Je désire ? Il est normal que je possède.
Les marques se font concurrence par rapport à notre désir, à nos capacités à satisfaire le plus de désirs possibles. Même si toutes sont en concurrence pour orienter notre choix en leur faveur, toutes sont d’accord pour nous inviter à consommer plus que nécessaire, voire à nous faire perdre de vue le nécessaire. Ce sont elles qui nous fournissent une partie des justifications qui nous permettent de baisser la garde. Objectif : calmer nos malaises. Ce que tente de nous faire croire la communication publicitaire (au sens large, c’est-à-dire tout ce qui dans les médias contribue à valoriser les marques) est assez simple : le désir suffit à justifier sa satisfaction. La récompense, c’est le plaisir de posséder ou d’utiliser ou d’appartenir à ceux qui possèdent ou utilisent ce bien. Je désire ? Il est normal que je possède. Tout le sous-texte des stratégies publicitaires consiste à rendre presque anormal, voir scandaleux, que notre désir ne puisse être satisfait. Il existe une myriade de tactiques pour établir cette équation en nous, avec deux grands axes (que je force un peu pour la démonstration) : nous sommes diminués dans notre valeur si nous ne possédons pas ce bien, ou encore nous sommes augmentés dans notre valeur si nous le possédons. C’est la flatterie, résumée par la signature de L’Oréal : « parce que je le vaux bien ». Tout repose évidemment sur la grille de valeur que les marques tentent de nous faire adopter (et que nous adoptons) pour décider de ce qui est ou non valable — grille qui peut varier d’une personne à l’autre ou d’une couche de population à une autre, mais déterminée par les marques en fonction de nos goûts et moyens supposés. Ce que nous escamotons, c’est évidemment le coût réel de l’acquisition, de la satisfaction. Il y a le prix, bien sûr, c’est-à-dire le temps que nous passons à travailler pour acquérir ces biens superflus. Dans la fameuse équation sarkozienne, il manque le troisième élément = travailler plus pour gagner plus pour consommer plus. Ce qui donne finalement «travailler plus pour consommer plus ». A ce temps travaillé s’ajoute le temps de cerveau occupé à trier, évaluer, choisir, désirer, attendre, etc. Nous voilà donc absorbé par cette préoccupation d’acquisition de
biens ou services superflus destinés à calmer ces désirs. Savoir si ce temps est du temps de non-vie, chacun en jugera pour lui-même.

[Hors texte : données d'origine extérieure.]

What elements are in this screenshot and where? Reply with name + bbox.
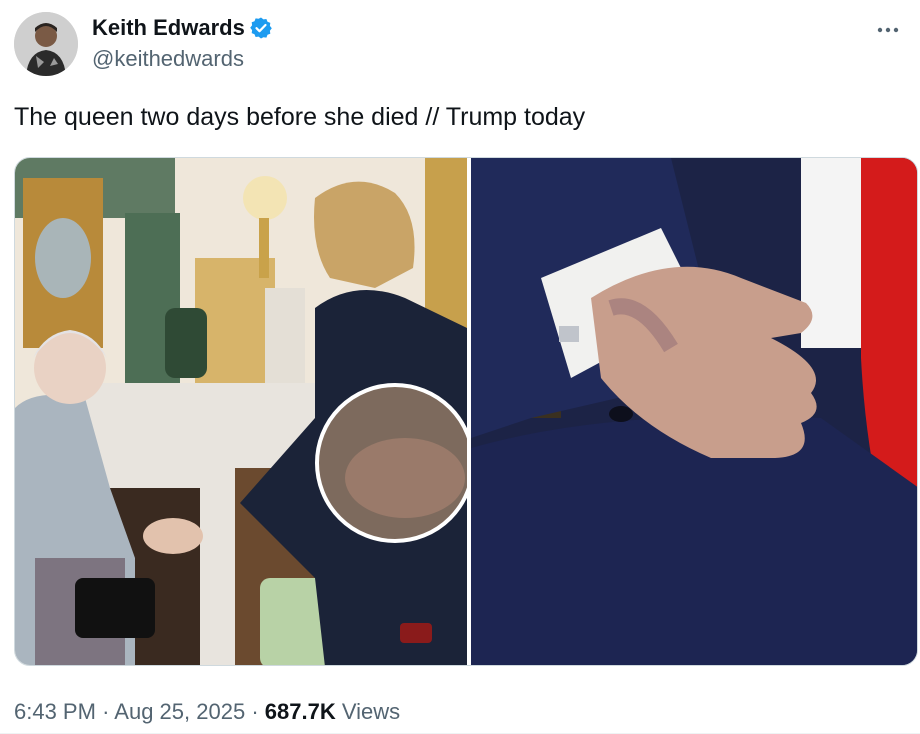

Il est vain de demander à un loup de ne pas en être un
Alors, la pub et les marques sont-elles les grands méchants loups de l’histoire ? Oui et non. Oui, car ce sont elles qui cherchent et multiplient les stratégies pour contourner ou calmer notre culpabilité. Non car il est vain de demander à un loup de ne pas en être un : c’est la raison d’être des marques d’éveiller notre désir, de nous faire croire que consommer ou posséder leurs biens ou leurs services est une chose essentielle. La machine marketing est bien trop puissante pour ne pas poursuivre sa logique propre. Il ne sert à rien non plus de rejeter tout en bloc à la manière d’Oncle Vania (« back to the tree ! ») dans Pourquoi j’ai mangé mon père de Roy Lewis. Le confort et le plaisir apporté par les biens de consommation sont appréciables sous bien des aspects ; il ne s’agit donc pas de troquer son Zadig & Voltaire contre une robe de bure. Mais d’essayer de comprendre ce qui se trame en nous lorsque les marques présentent leurs appâts à notre vanité. « La multiplication des désirs, qui peuvent naître dans l’imagination sans correspondre à une exigence naturelle et sensée, écrit Jeannine Solotareff dans L’aventure intérieure, la méthode introspective de Paul Diel (Payot), constitue un danger qui nécessite, pour être surmonté, un travail de hiérarchisation et de valorisation. L’homme est ainsi amené par la recherche de sa satisfaction à percevoir le jeu imaginatif qui s’élabore en lui autour des promesses de plaisir et des craintes de déplaisir conférées aux multiples objectifs qu’il poursuit. La nécessité s’impose de mettre ordre dans l’afflux des désirs, prometteurs de plaisirs ou de craintes futures. Cet ordre ne demande pas seulement de se référer à la réalisabilité des désirs, travail de l’intellect, mais à leur valeur de satisfaction essentielle, leur incorportation au sens de la vie, indispensable à leur réalisation satisfaisante. Cet effort de valorisation nécessite la capacité de mesurer, pour chaque désir, non seulement sa potentialité de plaisir occasionnel mais sa possibilité de joie essentielle, son intégration harmonieuse à l’ensemble des autres désirs ».